Alec Cunningham

Personal information
- Full name: Alec George Gordon Cunningham
- Born: 15 July 1905 Knowle, Somerset, England
- Died: 21 July 1981 (aged 76) Keynsham, Somerset, England
- Batting: Right-handed

Domestic team information
- 1930: Somerset

Career statistics
| Competition | FC |
| Matches | 2 |
| Runs scored | 10 |
| Batting average | 10.00 |
| 100s/50s | 0/0 |
| Top score | 6* |
| Catches/stumpings | 3/1 |
- Source: CricketArchive, 22 December 2015

= Alec Cunningham =

English cricketer

Alec George Gordon Cunningham (15 July 1905 at Knowle, Somerset – 21 July 1981 at Keynsham, Somerset), was a cricketer who played two first-class matches for Somerset in the 1930 cricket season.

A lower-order batsman and wicketkeeper, Cunningham was picked as one of a series of temporary replacements for the regular Somerset wicketkeeper, Wally Luckes, who suffered ill-health over several seasons around 1930.

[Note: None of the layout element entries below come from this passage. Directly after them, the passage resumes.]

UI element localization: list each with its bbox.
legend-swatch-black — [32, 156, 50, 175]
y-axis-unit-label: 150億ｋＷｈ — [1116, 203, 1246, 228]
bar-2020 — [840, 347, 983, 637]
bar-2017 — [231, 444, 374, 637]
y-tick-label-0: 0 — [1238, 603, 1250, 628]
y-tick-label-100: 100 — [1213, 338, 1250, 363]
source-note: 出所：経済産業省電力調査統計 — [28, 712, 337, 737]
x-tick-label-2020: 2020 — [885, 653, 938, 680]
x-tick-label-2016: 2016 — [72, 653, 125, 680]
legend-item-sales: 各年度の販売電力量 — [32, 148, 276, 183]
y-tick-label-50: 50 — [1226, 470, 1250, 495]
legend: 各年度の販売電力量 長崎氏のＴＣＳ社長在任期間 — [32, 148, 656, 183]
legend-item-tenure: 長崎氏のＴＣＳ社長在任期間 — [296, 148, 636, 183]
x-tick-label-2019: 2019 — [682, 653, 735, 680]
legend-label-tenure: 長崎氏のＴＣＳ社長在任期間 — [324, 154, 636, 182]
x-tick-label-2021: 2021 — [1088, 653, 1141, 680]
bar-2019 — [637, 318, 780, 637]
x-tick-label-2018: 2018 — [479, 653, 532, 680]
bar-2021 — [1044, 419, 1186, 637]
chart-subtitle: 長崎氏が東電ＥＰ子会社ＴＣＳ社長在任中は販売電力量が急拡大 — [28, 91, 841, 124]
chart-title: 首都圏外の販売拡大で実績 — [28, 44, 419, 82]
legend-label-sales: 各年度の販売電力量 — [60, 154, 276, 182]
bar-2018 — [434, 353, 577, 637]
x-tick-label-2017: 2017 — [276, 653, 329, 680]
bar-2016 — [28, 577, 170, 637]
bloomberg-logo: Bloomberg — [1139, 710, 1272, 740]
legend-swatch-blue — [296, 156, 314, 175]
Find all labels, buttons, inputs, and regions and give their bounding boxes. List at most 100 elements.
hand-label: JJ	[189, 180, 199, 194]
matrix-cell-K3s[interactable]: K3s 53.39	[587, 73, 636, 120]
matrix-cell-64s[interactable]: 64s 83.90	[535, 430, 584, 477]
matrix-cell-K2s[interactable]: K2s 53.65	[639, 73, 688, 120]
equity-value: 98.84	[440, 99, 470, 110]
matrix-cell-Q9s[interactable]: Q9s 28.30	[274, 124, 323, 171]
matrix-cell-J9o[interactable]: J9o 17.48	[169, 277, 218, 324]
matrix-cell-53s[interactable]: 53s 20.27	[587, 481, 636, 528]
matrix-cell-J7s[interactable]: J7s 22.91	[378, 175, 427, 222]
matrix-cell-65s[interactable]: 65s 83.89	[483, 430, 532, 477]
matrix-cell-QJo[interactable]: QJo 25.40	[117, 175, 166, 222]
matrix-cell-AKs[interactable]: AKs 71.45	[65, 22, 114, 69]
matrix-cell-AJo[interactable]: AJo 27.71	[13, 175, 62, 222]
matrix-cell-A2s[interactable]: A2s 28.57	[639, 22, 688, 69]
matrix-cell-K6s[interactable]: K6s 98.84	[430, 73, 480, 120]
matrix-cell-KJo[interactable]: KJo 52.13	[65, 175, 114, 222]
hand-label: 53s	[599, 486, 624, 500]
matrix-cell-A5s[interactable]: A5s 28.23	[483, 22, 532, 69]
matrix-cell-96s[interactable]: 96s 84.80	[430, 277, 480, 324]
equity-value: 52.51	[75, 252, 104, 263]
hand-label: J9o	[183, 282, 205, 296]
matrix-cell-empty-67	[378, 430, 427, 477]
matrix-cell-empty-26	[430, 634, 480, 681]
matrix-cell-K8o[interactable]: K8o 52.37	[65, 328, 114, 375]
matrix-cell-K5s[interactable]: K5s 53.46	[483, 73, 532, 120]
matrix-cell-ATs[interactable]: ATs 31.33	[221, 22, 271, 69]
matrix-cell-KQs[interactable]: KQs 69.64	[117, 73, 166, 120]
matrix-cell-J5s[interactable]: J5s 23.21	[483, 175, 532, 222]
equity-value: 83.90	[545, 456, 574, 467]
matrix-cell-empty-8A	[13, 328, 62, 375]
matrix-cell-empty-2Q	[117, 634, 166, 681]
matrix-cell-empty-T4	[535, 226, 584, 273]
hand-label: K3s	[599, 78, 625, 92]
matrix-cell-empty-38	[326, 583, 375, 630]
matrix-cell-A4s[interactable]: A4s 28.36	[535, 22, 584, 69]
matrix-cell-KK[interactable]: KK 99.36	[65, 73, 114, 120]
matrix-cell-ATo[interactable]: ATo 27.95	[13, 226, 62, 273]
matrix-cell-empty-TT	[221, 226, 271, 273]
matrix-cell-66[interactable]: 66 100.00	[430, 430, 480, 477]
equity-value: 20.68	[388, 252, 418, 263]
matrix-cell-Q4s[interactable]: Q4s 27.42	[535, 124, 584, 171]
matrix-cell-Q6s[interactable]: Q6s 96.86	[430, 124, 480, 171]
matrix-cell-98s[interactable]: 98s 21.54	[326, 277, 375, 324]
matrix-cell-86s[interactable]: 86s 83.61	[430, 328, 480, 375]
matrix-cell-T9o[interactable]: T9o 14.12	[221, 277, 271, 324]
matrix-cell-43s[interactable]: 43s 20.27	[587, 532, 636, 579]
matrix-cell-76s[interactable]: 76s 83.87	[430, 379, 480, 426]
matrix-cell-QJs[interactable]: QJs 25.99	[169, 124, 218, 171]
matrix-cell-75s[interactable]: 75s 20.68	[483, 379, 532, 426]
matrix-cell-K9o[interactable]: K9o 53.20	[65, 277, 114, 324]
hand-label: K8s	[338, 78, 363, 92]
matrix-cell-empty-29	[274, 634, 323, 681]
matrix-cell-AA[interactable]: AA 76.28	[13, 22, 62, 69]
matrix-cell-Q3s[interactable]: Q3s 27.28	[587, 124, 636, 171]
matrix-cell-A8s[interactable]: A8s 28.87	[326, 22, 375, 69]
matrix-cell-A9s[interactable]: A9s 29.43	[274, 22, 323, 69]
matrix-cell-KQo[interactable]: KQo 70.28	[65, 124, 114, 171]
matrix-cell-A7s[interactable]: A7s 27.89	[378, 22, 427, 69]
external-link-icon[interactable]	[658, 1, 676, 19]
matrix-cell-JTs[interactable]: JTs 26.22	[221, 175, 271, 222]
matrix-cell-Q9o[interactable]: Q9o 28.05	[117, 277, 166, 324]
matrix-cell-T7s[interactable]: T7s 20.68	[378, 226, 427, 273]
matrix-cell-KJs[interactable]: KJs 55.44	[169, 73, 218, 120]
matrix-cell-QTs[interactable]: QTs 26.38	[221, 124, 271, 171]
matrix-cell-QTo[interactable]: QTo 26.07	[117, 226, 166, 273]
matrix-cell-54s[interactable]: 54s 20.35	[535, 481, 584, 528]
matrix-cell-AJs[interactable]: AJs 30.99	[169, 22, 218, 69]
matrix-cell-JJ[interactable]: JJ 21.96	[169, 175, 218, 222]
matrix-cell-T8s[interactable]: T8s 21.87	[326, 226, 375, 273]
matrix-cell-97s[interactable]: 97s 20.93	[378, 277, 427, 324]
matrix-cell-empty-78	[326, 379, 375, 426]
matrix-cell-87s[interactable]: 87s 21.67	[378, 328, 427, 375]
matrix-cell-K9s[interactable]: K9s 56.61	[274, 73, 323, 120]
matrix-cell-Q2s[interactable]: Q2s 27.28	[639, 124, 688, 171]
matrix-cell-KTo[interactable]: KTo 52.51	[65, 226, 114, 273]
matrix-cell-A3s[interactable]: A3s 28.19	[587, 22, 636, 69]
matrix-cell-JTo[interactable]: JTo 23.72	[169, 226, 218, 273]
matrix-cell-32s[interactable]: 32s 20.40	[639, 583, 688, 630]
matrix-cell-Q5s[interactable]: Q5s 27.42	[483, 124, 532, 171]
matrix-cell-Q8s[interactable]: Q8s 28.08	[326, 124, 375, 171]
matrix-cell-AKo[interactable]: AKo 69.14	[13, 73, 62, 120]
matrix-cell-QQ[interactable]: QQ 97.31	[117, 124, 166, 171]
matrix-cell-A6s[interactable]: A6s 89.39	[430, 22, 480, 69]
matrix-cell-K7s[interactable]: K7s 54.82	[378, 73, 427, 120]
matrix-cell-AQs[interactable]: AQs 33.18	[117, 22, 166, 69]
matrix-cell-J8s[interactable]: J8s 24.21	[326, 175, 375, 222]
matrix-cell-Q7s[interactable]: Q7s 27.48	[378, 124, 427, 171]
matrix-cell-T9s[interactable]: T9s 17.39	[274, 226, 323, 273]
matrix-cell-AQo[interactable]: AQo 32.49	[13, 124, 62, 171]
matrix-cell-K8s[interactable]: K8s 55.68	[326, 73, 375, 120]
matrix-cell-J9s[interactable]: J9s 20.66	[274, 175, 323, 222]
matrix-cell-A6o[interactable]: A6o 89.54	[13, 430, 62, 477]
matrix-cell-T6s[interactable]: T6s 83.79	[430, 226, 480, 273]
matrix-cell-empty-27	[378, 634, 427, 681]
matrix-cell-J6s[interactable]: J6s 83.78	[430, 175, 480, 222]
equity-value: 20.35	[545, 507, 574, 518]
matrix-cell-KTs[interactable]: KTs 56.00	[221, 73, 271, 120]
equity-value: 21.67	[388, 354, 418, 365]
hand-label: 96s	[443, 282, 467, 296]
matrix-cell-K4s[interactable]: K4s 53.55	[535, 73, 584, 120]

Cunningham appeared first in the university match against Cambridge University at Fenner's early in June, made 6 not out, his highest score, and took two catches and a stumping. Two weeks later, his second and final game was the home match at Taunton against Nottinghamshire. He made 2 not out batting at No 11 in the first innings and took one catch, but was then tried as a makeshift opener in the second Somerset innings, when the county batted again with very little time left on the second day. The move was not a success: Cunningham was out for 2 before the close of play, the only time in his first-class career when he was dismissed.

He did not play first-class cricket again.